Diverse Pakete legen eigene Benutzer an und tragen diese in die /etc/aliases ein, z.B. logcheck. Dumm nur, dass Confixx die /etc/aliases periodisch (bzw. bei jeder Änderung an Postfächern) neu schreibt, und zwar “dumm” nach einem eigenen Template, was die neuen Benutzer nicht reflektiert.

Hier ist also dauerhaft Handarbeit angesagt: neue System-Aliase oder eigens angelegte müssen in die <confixx-install-dir>/safe/aliases_header aufgenommen werden, um nicht verloren zu gehen.

[Fix] Spamassassin

Ohne Nachbessern war bei mir Spamassassin nicht funktionstüchtig. Ich habe einen separaten Benutzer für den spamd angelegt:

$ groupadd -g 5001 spamd
$ useradd -u 5001 -g spamd -s /usr/sbin/nologin -d /var/lib/spamassassin spamd
$ mkdir /var/lib/spamassassin
$ chown spamd:spamd /var/lib/spamassassin

Dann die Startoptionen für den Daemon korrigieren:

# /etc/default/spamassassin
(...)
OPTIONS="--create-prefs --nouser-config --max-children 5 -H /var/lib/spamassassin -u spamd -q"
(...)

[Fix] AWStats

AWStats muss scheinbar das 10-Minuten-Update als root durchführen, daher unter /etc/cron.d/awstats beim oberen Eintrag den Benutzer auf root ändern. Das habe ich allerdings nicht näher untersucht, also besser selbst nochmal checken.

[Fix] Apache “other vhosts” log

Da Confixx für jeden Vhost nur ein Custom-Log über eine Pipe setzt (/etc/apache2/confixx_vhost.conf), bewirkt die Direktive in /etc/apache2/conf.d/other-vhosts-access-log, dass jeder (!!) Zugriff auf irgendeinen Vhost unter /var/log/apache2/other_vhosts_access.log vermerkt wird. Das lässt das File je nach Auslastung des Servers extrem schnell wachsen, man sollte die Option also der Performance und des Plattenplatzes zuliebe besser auskommentieren.

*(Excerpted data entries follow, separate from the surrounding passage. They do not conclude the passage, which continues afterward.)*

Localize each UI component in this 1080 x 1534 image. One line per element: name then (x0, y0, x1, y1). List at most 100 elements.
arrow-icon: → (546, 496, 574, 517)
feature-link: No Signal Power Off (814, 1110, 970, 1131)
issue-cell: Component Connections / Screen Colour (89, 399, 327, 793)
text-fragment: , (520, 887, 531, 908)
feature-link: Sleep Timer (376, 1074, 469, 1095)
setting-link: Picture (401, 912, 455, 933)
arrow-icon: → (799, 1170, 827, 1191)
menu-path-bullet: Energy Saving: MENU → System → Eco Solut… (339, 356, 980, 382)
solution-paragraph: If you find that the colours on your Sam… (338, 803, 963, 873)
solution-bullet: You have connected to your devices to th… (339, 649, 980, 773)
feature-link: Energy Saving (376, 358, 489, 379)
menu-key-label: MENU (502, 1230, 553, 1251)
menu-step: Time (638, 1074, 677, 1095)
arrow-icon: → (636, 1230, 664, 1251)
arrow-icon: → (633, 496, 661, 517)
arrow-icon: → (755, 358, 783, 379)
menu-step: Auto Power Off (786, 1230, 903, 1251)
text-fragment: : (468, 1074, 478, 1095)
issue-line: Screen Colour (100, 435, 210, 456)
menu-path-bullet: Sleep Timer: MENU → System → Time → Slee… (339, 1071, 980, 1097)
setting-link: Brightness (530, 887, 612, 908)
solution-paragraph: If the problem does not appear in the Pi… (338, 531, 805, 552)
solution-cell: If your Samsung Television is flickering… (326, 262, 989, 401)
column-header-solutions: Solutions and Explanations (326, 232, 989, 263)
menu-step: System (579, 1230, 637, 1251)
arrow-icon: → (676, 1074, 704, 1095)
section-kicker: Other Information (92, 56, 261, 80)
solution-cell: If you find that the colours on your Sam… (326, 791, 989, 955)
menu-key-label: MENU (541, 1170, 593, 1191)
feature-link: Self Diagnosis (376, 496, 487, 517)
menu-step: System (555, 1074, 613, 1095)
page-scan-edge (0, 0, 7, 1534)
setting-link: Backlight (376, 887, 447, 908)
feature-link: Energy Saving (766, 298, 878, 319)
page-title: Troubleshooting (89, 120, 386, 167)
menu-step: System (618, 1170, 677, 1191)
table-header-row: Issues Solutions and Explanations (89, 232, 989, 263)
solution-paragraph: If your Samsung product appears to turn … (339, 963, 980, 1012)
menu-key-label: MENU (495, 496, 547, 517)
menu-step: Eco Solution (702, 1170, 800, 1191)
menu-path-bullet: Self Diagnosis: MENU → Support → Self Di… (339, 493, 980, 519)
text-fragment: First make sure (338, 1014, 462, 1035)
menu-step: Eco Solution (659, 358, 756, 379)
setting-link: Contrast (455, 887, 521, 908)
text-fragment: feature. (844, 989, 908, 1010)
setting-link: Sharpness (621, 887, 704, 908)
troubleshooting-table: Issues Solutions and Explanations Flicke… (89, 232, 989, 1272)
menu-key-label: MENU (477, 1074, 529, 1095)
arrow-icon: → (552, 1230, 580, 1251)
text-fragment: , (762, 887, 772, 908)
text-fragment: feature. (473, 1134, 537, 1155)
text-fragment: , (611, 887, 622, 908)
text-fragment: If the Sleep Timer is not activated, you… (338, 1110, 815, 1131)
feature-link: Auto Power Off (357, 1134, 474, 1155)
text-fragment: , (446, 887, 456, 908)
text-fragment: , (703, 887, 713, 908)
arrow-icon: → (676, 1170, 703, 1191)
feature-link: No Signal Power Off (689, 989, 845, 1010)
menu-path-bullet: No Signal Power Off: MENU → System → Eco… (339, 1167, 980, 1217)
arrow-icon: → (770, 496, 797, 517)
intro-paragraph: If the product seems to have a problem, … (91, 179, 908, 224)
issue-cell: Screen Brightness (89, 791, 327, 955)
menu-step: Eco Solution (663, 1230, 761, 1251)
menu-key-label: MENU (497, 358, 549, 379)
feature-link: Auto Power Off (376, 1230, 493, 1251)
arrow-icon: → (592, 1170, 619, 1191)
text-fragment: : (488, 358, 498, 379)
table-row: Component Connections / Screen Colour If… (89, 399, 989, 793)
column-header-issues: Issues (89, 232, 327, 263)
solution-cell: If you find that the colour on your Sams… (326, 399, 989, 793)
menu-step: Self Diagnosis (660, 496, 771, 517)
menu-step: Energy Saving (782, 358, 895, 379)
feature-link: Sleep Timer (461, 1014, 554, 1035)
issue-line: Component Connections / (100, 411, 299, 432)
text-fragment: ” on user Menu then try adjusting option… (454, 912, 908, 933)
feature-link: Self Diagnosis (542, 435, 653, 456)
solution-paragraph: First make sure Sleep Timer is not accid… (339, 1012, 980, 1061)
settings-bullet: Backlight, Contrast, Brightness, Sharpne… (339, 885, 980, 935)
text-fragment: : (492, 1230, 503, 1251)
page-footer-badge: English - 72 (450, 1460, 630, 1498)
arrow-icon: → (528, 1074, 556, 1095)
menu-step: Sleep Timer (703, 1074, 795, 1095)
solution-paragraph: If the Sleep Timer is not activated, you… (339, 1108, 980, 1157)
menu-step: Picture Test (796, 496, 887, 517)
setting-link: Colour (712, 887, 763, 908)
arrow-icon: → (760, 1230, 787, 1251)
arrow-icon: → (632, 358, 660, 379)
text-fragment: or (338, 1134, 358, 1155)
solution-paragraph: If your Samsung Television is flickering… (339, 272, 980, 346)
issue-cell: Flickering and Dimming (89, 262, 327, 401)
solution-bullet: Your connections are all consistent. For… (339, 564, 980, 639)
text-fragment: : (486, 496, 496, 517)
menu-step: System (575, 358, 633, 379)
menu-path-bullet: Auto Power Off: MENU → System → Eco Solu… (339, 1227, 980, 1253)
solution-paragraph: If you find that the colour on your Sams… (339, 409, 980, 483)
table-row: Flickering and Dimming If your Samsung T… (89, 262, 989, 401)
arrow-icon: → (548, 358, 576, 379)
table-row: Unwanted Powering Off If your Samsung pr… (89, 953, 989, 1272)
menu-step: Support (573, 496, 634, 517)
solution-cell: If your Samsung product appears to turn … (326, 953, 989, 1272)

[Fix] Postfix SASL authentication

Abgesehen von einer komplett überarbeiteten main.cf musste ich für Postfix noch die SASL-Authentifizierung fixen, was praktischerweise in der /etc/default/saslauthd schon vorgesehen ist:

# Example for postfix users: "-c -m /var/spool/postfix/var/run/saslauthd"

Details siehe /usr/share/doc/sasl2-bin/README.Debian.gz.

 

Das wars erstmal mit den wichtigsten Nachbesserungen. Confixx in eine eigene Subdomain zu sperren und das Vhost-Schema dauerhaft zu ändern war nochmal eine ganz eigene Angelegenheit – vielleicht dazu demnächst ein HowTo.